Конечно, если давать оценку поведению Александра Одоевского 14 декабря, мне кажется, этот молодой человек, может быть, в чём-то запутался, где-то у него эмоции зашкаливали. Давайте будем объективны: ему тогда было 23 года. При этом нужно учитывать, что в XIX веке восемнадцатилетний человек вёл себя так же, как сейчас – восьмиклассники. То есть необходимо понимать, что Одоевский в 23 года – не Александр Невский, командующий русскими войсками во время Ледового побоища. Он всё-таки очень молодой человек, безусловно, яркий и симпатичный.
Восстание декабристов настолько сосредоточило всё на себе, что целые поколения историков не заметили, что в день 14 декабря, в общем-то, происходило два переворота. Один – со стороны Николая, второй – со стороны декабристов. И точно так же, как младшие офицеры, между которыми метался Одоевский в день 14 декабря, должны были убедить солдат не присягать Николаю, конфиденты будущего императора, отправленные им с полковыми командирами, должны были содействовать и способствовать безболезненной переприсяге. Именно в этой борьбе двух начал как раз и заключается сущность событий 14 декабря.

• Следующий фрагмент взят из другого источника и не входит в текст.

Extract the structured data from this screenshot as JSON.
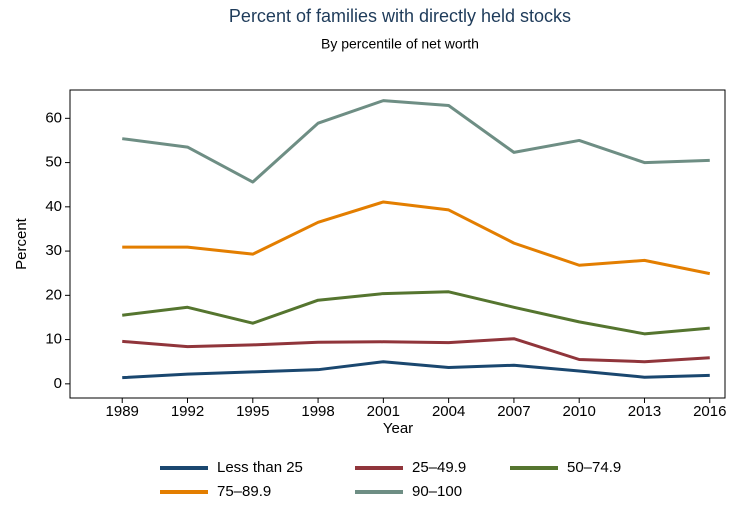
{
  "chart_data": {
    "type": "line",
    "title": "Percent of families with directly held stocks",
    "subtitle": "By percentile of net worth",
    "x_label": "Year",
    "y_label": "Percent",
    "x": [
      1989,
      1992,
      1995,
      1998,
      2001,
      2004,
      2007,
      2010,
      2013,
      2016
    ],
    "series": [
      {
        "name": "Less than 25",
        "color": "#1a476f",
        "values": [
          1.4,
          2.2,
          2.7,
          3.2,
          5.0,
          3.7,
          4.2,
          2.9,
          1.5,
          1.9
        ]
      },
      {
        "name": "25–49.9",
        "color": "#90353b",
        "values": [
          9.6,
          8.4,
          8.8,
          9.4,
          9.5,
          9.3,
          10.2,
          5.5,
          5.0,
          5.9
        ]
      },
      {
        "name": "50–74.9",
        "color": "#55752f",
        "values": [
          15.5,
          17.3,
          13.7,
          18.9,
          20.4,
          20.8,
          17.3,
          14.0,
          11.3,
          12.6
        ]
      },
      {
        "name": "75–89.9",
        "color": "#e37e00",
        "values": [
          30.9,
          30.9,
          29.3,
          36.5,
          41.1,
          39.3,
          31.8,
          26.8,
          27.9,
          24.9
        ]
      },
      {
        "name": "90–100",
        "color": "#6e8e84",
        "values": [
          55.4,
          53.5,
          45.6,
          58.9,
          64.0,
          62.9,
          52.3,
          55.0,
          50.0,
          50.5
        ]
      }
    ],
    "xlim": [
      1986.6,
      2016.7
    ],
    "xticks": [
      1989,
      1992,
      1995,
      1998,
      2001,
      2004,
      2007,
      2010,
      2013,
      2016
    ],
    "ylim": [
      -3.2,
      66.4
    ],
    "yticks": [
      0,
      10,
      20,
      30,
      40,
      50,
      60
    ],
    "grid": false,
    "legend": "bottom"
  }
}
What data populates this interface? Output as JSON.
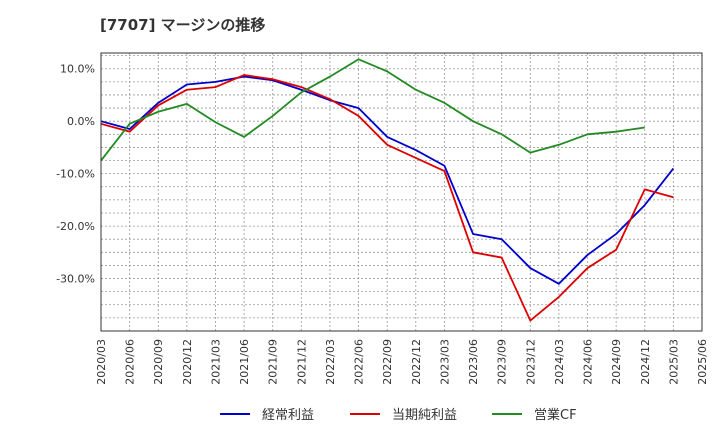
{
  "title": "[7707]  マージンの推移",
  "chart_data": {
    "type": "line",
    "title": "[7707]  マージンの推移",
    "xlabel": "",
    "ylabel": "",
    "ylim": [
      -40,
      13
    ],
    "yticks": [
      10,
      0,
      -10,
      -20,
      -30
    ],
    "ytick_labels": [
      "10.0%",
      "0.0%",
      "-10.0%",
      "-20.0%",
      "-30.0%"
    ],
    "x": [
      "2020/03",
      "2020/06",
      "2020/09",
      "2020/12",
      "2021/03",
      "2021/06",
      "2021/09",
      "2021/12",
      "2022/03",
      "2022/06",
      "2022/09",
      "2022/12",
      "2023/03",
      "2023/06",
      "2023/09",
      "2023/12",
      "2024/03",
      "2024/06",
      "2024/09",
      "2024/12",
      "2025/03",
      "2025/06"
    ],
    "grid": true,
    "legend_position": "bottom",
    "series": [
      {
        "name": "経常利益",
        "color": "#0000cc",
        "values": [
          0.0,
          -1.5,
          3.5,
          7.0,
          7.5,
          8.5,
          7.8,
          6.0,
          4.0,
          2.5,
          -3.0,
          -5.5,
          -8.5,
          -21.5,
          -22.5,
          -28.0,
          -31.0,
          -25.5,
          -21.5,
          -16.0,
          -9.0,
          null
        ]
      },
      {
        "name": "当期純利益",
        "color": "#dd0000",
        "values": [
          -0.5,
          -2.0,
          3.0,
          6.0,
          6.5,
          8.8,
          8.0,
          6.5,
          4.2,
          1.0,
          -4.5,
          -7.0,
          -9.5,
          -25.0,
          -26.0,
          -38.0,
          -33.5,
          -28.0,
          -24.5,
          -13.0,
          -14.5,
          null
        ]
      },
      {
        "name": "営業CF",
        "color": "#228b22",
        "values": [
          -7.5,
          -0.5,
          1.8,
          3.3,
          -0.2,
          -3.0,
          1.0,
          5.5,
          8.5,
          11.8,
          9.5,
          6.0,
          3.5,
          0.0,
          -2.5,
          -6.0,
          -4.5,
          -2.5,
          -2.0,
          -1.2,
          null,
          null
        ]
      }
    ]
  }
}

Когда мы исследуем риторику Рылеева, Кюхельбекера, Пущина, мы видим, что, конечно, перед нами не Рахметовы, не Ленины и не Сталины. Перед нами люди, которые, в общем-то, не ощущают себя стойкими революционерами, для которых всё происходящее есть наконец-то нечто исключительное, о чём много писали и что наконец-то настало. Не берусь судить – я не специалист по творчеству Достоевского, но у меня всегда возникало ощущение, что метания Раскольникова во многом навеяны похожим выбором. Ты много пишешь о чём-то чрезвычайном – и сам оказываешься в этой чрезвычайной ситуации. Как много людей у нас писало о войне – и вот боевые действия начались. И кто-то из тех, кто так ждал этого, словно исчез, а кто молча реагировал – уже на фронте. И в этом смысле я не призываю идеализировать декабристов. Но я, конечно, и категорически против того, чтобы использовать современную риторику, согласно которой декабристы – это изверги и террористы. Вы будете смеяться, но мне вспоминается известная реплика Владимира Владимировича, который в своё время процитировал строки Михаила Лермонтова "Прощай, немытая Россия, / Страна рабов, страна господ..." и при этом признал высшую форму патриотизма у их автора. В метаниях, в непоследовательности – весь Александр Одоевский в день 14 декабря. Я лично тоже нахожу в нём высшую форму патриотизма и любви к Родине. Может быть, она была истолкована не так, как было выгодно властям предержащим, но в искренности Александра Одоевского нам сомневаться не приходится. Поэтому я назову в качестве его главной индивидуальной черты искренность.